Why Advanced Tanning Solutions Urged You to Vote NO on Prop 127
As many of you know, Advanced Tanning Solutions is passionate about providing high-quality products for tanning and taxidermy. We are a family-owned Colorado business. We care about this state’s wildlife, and we care about the traditions that keep people connected to the land. That is why we spoke out against Proposition 127 on the November 5, 2024 ballot.
We understand the intention behind it. Protecting mountain lions, also called cougars and pumas, and protecting bobcats matters. Nobody wants to see these animals harmed for no reason. But Proposition 127 was not a clean solution. It would have changed wildlife policy by ballot initiative and restricted the tools Colorado Parks and Wildlife uses to manage predators responsibly.
Science-Based Wildlife Management Already Exists in Colorado
Colorado Parks and Wildlife uses science-based methods to manage predator and prey populations, reduce conflict, and support long-term ecosystem health. The proposition would have prohibited intentionally killing, wounding, pursuing, or entrapping mountain lions and bobcats, with limited exceptions. Lynx hunting already remained illegal under state and federal law.

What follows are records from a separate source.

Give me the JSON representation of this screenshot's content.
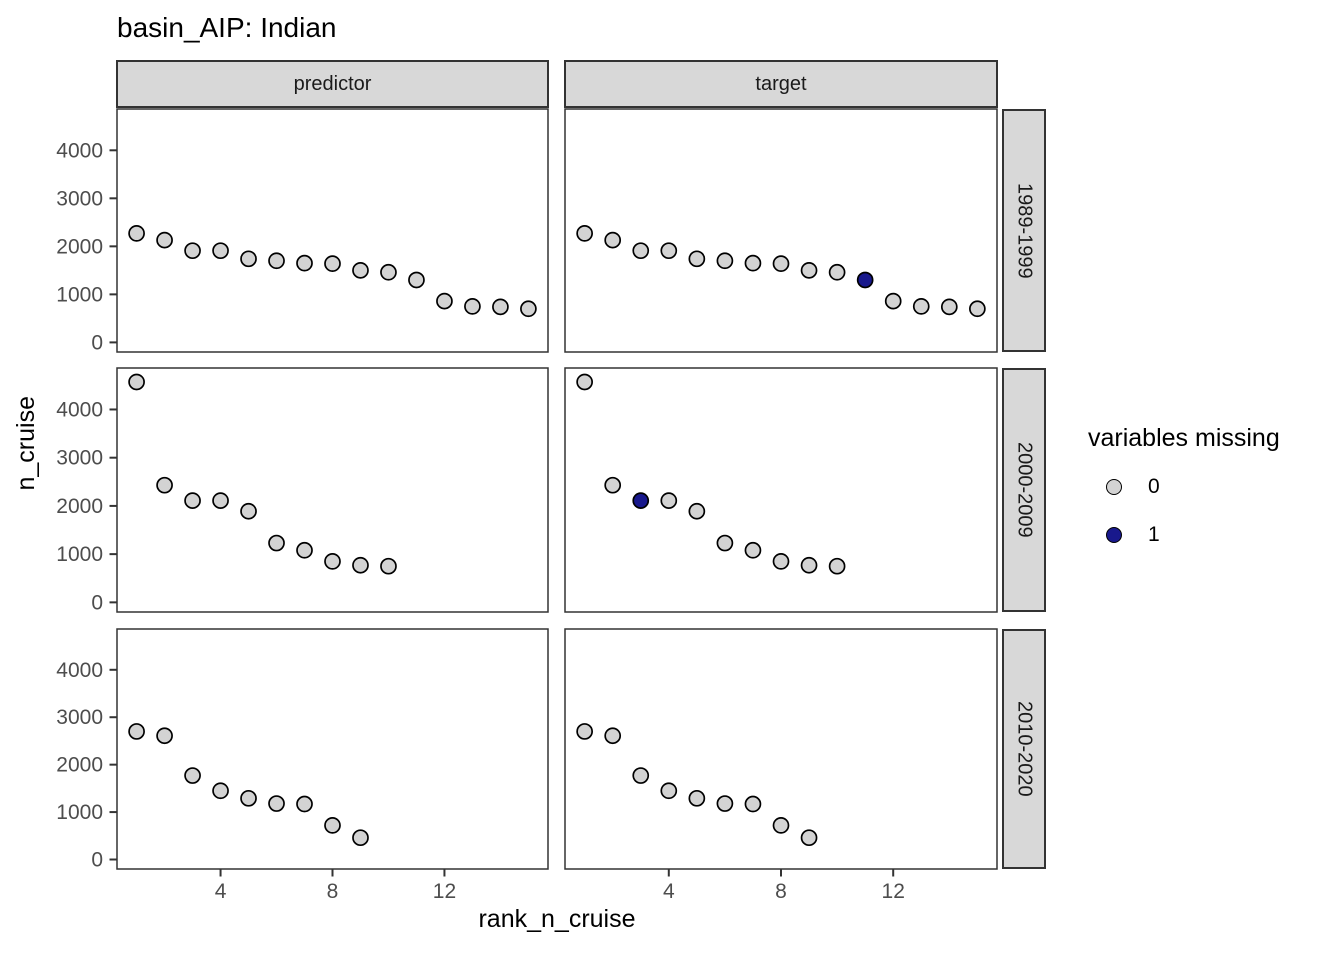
{
  "title": "basin_AIP: Indian",
  "axes": {
    "x_label": "rank_n_cruise",
    "y_label": "n_cruise",
    "x_ticks": [
      4,
      8,
      12
    ],
    "y_ticks": [
      0,
      1000,
      2000,
      3000,
      4000
    ]
  },
  "legend": {
    "title": "variables missing",
    "items": [
      {
        "label": "0",
        "color": "#d3d3d3"
      },
      {
        "label": "1",
        "color": "#18188c"
      }
    ]
  },
  "chart_data": {
    "type": "scatter",
    "facet_col_labels": [
      "predictor",
      "target"
    ],
    "facet_row_labels": [
      "1989-1999",
      "2000-2009",
      "2010-2020"
    ],
    "x_var": "rank_n_cruise",
    "y_var": "n_cruise",
    "xlim": [
      0.3,
      15.7
    ],
    "ylim": [
      -200,
      4860
    ],
    "grid": false,
    "legend_position": "right",
    "rows": [
      {
        "period": "1989-1999",
        "ranks": [
          1,
          2,
          3,
          4,
          5,
          6,
          7,
          8,
          9,
          10,
          11,
          12,
          13,
          14,
          15
        ],
        "values": [
          2270,
          2130,
          1910,
          1910,
          1740,
          1700,
          1650,
          1640,
          1500,
          1460,
          1300,
          860,
          750,
          740,
          700
        ],
        "target_missing_ranks": [
          11
        ]
      },
      {
        "period": "2000-2009",
        "ranks": [
          1,
          2,
          3,
          4,
          5,
          6,
          7,
          8,
          9,
          10
        ],
        "values": [
          4570,
          2430,
          2110,
          2110,
          1890,
          1230,
          1080,
          850,
          770,
          750
        ],
        "target_missing_ranks": [
          3
        ]
      },
      {
        "period": "2010-2020",
        "ranks": [
          1,
          2,
          3,
          4,
          5,
          6,
          7,
          8,
          9
        ],
        "values": [
          2700,
          2610,
          1770,
          1450,
          1290,
          1180,
          1170,
          720,
          460
        ],
        "target_missing_ranks": []
      }
    ]
  },
  "colors": {
    "point_fill_present": "#d3d3d3",
    "point_fill_missing": "#18188c",
    "point_stroke": "#000000",
    "panel_border": "#333333",
    "strip_fill": "#d8d8d8",
    "tick_mark": "#333333",
    "tick_label": "#4d4d4d"
  }
}
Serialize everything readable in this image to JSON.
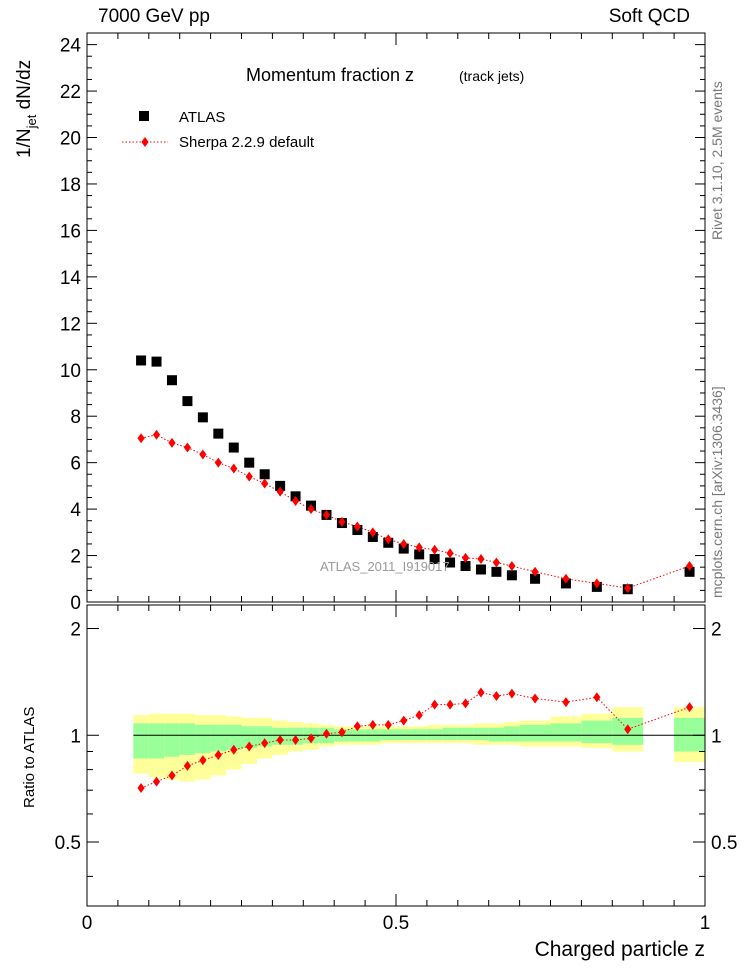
{
  "header": {
    "energy_label": "7000 GeV pp",
    "process_label": "Soft QCD"
  },
  "side": {
    "rivet_label": "Rivet 3.1.10,  2.5M events",
    "source_label": "mcplots.cern.ch [arXiv:1306.3436]"
  },
  "watermark": "ATLAS_2011_I919017",
  "chart_data": {
    "type": "scatter",
    "title": "Momentum fraction z",
    "subtitle": "(track jets)",
    "xlabel": "Charged particle z",
    "ylabel": "1/N_jet dN/dz",
    "ylabel_ratio": "Ratio to ATLAS",
    "xlim": [
      0,
      1.0
    ],
    "ylim": [
      0,
      24.5
    ],
    "ratio_ylim": [
      0.33,
      2.33
    ],
    "x_ticks": [
      "0",
      "0.5",
      "1"
    ],
    "y_ticks": [
      "0",
      "2",
      "4",
      "6",
      "8",
      "10",
      "12",
      "14",
      "16",
      "18",
      "20",
      "22",
      "24"
    ],
    "ratio_ticks": [
      "0.5",
      "1",
      "2"
    ],
    "legend": [
      "ATLAS",
      "Sherpa 2.2.9 default"
    ],
    "bins": [
      [
        0.075,
        0.1
      ],
      [
        0.1,
        0.125
      ],
      [
        0.125,
        0.15
      ],
      [
        0.15,
        0.175
      ],
      [
        0.175,
        0.2
      ],
      [
        0.2,
        0.225
      ],
      [
        0.225,
        0.25
      ],
      [
        0.25,
        0.275
      ],
      [
        0.275,
        0.3
      ],
      [
        0.3,
        0.325
      ],
      [
        0.325,
        0.35
      ],
      [
        0.35,
        0.375
      ],
      [
        0.375,
        0.4
      ],
      [
        0.4,
        0.425
      ],
      [
        0.425,
        0.45
      ],
      [
        0.45,
        0.475
      ],
      [
        0.475,
        0.5
      ],
      [
        0.5,
        0.525
      ],
      [
        0.525,
        0.55
      ],
      [
        0.55,
        0.575
      ],
      [
        0.575,
        0.6
      ],
      [
        0.6,
        0.625
      ],
      [
        0.625,
        0.65
      ],
      [
        0.65,
        0.675
      ],
      [
        0.675,
        0.7
      ],
      [
        0.7,
        0.75
      ],
      [
        0.75,
        0.8
      ],
      [
        0.8,
        0.85
      ],
      [
        0.85,
        0.9
      ],
      [
        0.95,
        1.0
      ]
    ],
    "series": [
      {
        "name": "ATLAS",
        "marker": "square",
        "color": "#000000",
        "x": [
          0.0875,
          0.1125,
          0.1375,
          0.1625,
          0.1875,
          0.2125,
          0.2375,
          0.2625,
          0.2875,
          0.3125,
          0.3375,
          0.3625,
          0.3875,
          0.4125,
          0.4375,
          0.4625,
          0.4875,
          0.5125,
          0.5375,
          0.5625,
          0.5875,
          0.6125,
          0.6375,
          0.6625,
          0.6875,
          0.725,
          0.775,
          0.825,
          0.875,
          0.975
        ],
        "y": [
          10.4,
          10.35,
          9.55,
          8.65,
          7.95,
          7.25,
          6.65,
          6.0,
          5.5,
          5.0,
          4.55,
          4.15,
          3.75,
          3.4,
          3.1,
          2.8,
          2.55,
          2.3,
          2.05,
          1.85,
          1.7,
          1.55,
          1.4,
          1.3,
          1.15,
          1.0,
          0.8,
          0.65,
          0.55,
          1.3
        ]
      },
      {
        "name": "Sherpa 2.2.9 default",
        "marker": "diamond",
        "color": "#ff0000",
        "x": [
          0.0875,
          0.1125,
          0.1375,
          0.1625,
          0.1875,
          0.2125,
          0.2375,
          0.2625,
          0.2875,
          0.3125,
          0.3375,
          0.3625,
          0.3875,
          0.4125,
          0.4375,
          0.4625,
          0.4875,
          0.5125,
          0.5375,
          0.5625,
          0.5875,
          0.6125,
          0.6375,
          0.6625,
          0.6875,
          0.725,
          0.775,
          0.825,
          0.875,
          0.975
        ],
        "y": [
          7.05,
          7.2,
          6.85,
          6.65,
          6.35,
          6.0,
          5.75,
          5.4,
          5.1,
          4.75,
          4.35,
          4.0,
          3.75,
          3.45,
          3.25,
          3.0,
          2.7,
          2.5,
          2.35,
          2.25,
          2.1,
          1.9,
          1.85,
          1.7,
          1.55,
          1.3,
          1.0,
          0.8,
          0.6,
          1.55
        ]
      }
    ],
    "ratio": [
      0.71,
      0.74,
      0.77,
      0.82,
      0.85,
      0.88,
      0.91,
      0.93,
      0.95,
      0.97,
      0.97,
      0.98,
      1.01,
      1.02,
      1.06,
      1.07,
      1.07,
      1.1,
      1.14,
      1.22,
      1.22,
      1.23,
      1.32,
      1.29,
      1.31,
      1.27,
      1.24,
      1.28,
      1.04,
      1.2
    ],
    "band_inner": [
      [
        0.86,
        1.08
      ],
      [
        0.86,
        1.08
      ],
      [
        0.87,
        1.08
      ],
      [
        0.88,
        1.08
      ],
      [
        0.89,
        1.07
      ],
      [
        0.9,
        1.07
      ],
      [
        0.91,
        1.07
      ],
      [
        0.92,
        1.06
      ],
      [
        0.93,
        1.06
      ],
      [
        0.94,
        1.05
      ],
      [
        0.94,
        1.05
      ],
      [
        0.95,
        1.05
      ],
      [
        0.95,
        1.05
      ],
      [
        0.96,
        1.04
      ],
      [
        0.96,
        1.04
      ],
      [
        0.96,
        1.04
      ],
      [
        0.97,
        1.04
      ],
      [
        0.97,
        1.04
      ],
      [
        0.97,
        1.04
      ],
      [
        0.97,
        1.04
      ],
      [
        0.97,
        1.05
      ],
      [
        0.97,
        1.05
      ],
      [
        0.97,
        1.05
      ],
      [
        0.96,
        1.05
      ],
      [
        0.96,
        1.06
      ],
      [
        0.96,
        1.07
      ],
      [
        0.96,
        1.08
      ],
      [
        0.95,
        1.1
      ],
      [
        0.94,
        1.12
      ],
      [
        0.9,
        1.12
      ]
    ],
    "band_outer": [
      [
        0.78,
        1.14
      ],
      [
        0.76,
        1.15
      ],
      [
        0.75,
        1.15
      ],
      [
        0.74,
        1.15
      ],
      [
        0.75,
        1.14
      ],
      [
        0.77,
        1.14
      ],
      [
        0.8,
        1.13
      ],
      [
        0.83,
        1.12
      ],
      [
        0.86,
        1.12
      ],
      [
        0.88,
        1.1
      ],
      [
        0.9,
        1.09
      ],
      [
        0.91,
        1.08
      ],
      [
        0.93,
        1.07
      ],
      [
        0.94,
        1.06
      ],
      [
        0.94,
        1.06
      ],
      [
        0.94,
        1.06
      ],
      [
        0.95,
        1.06
      ],
      [
        0.95,
        1.06
      ],
      [
        0.95,
        1.06
      ],
      [
        0.95,
        1.07
      ],
      [
        0.95,
        1.07
      ],
      [
        0.95,
        1.07
      ],
      [
        0.94,
        1.08
      ],
      [
        0.94,
        1.08
      ],
      [
        0.94,
        1.09
      ],
      [
        0.93,
        1.1
      ],
      [
        0.93,
        1.13
      ],
      [
        0.92,
        1.15
      ],
      [
        0.9,
        1.2
      ],
      [
        0.84,
        1.2
      ]
    ]
  }
}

When you take management authority away from the agency that is built to do the work, you do not remove the problem. You remove the playbook.
Unintended Consequences Are Not a Side Note
Predator management is not only about predators. It affects deer, elk, livestock conflict, human-wildlife conflict, and the stability of the broader system. When management becomes reactive instead of planned, outcomes can get worse for the animals people say they want to protect.
Regulated Does Not Mean “Free-for-All”
This is the part that gets lost online. Mountain lion hunting in Colorado is regulated. It operates under rules, seasons, and limits. It is not a chaos button. The public debate around Proposition 127 included repeated reminders that hunting is controlled and structured, not random.
Hunting Traditions Include Responsibility and Conservation Funding
For many Coloradans, hunting is a family tradition. It is also one of the ways conservation work gets funded. License revenue and related funding streams support wildlife management budgets. Proposition 127 was projected to have financial impacts tied to licensing revenue and enforcement.
We are animal lovers and conservationists too. That is not a slogan. It is how we operate. We believe in using the animal responsibly, respecting the resource, and keeping wildlife policy grounded in real management, not viral messaging.
Our Position Then, and What Happened
We urged a NO vote because we believed Proposition 127 was the wrong mechanism for wildlife policy in Colorado.
Colorado voters ultimately rejected Proposition 127 on November 5, 2024.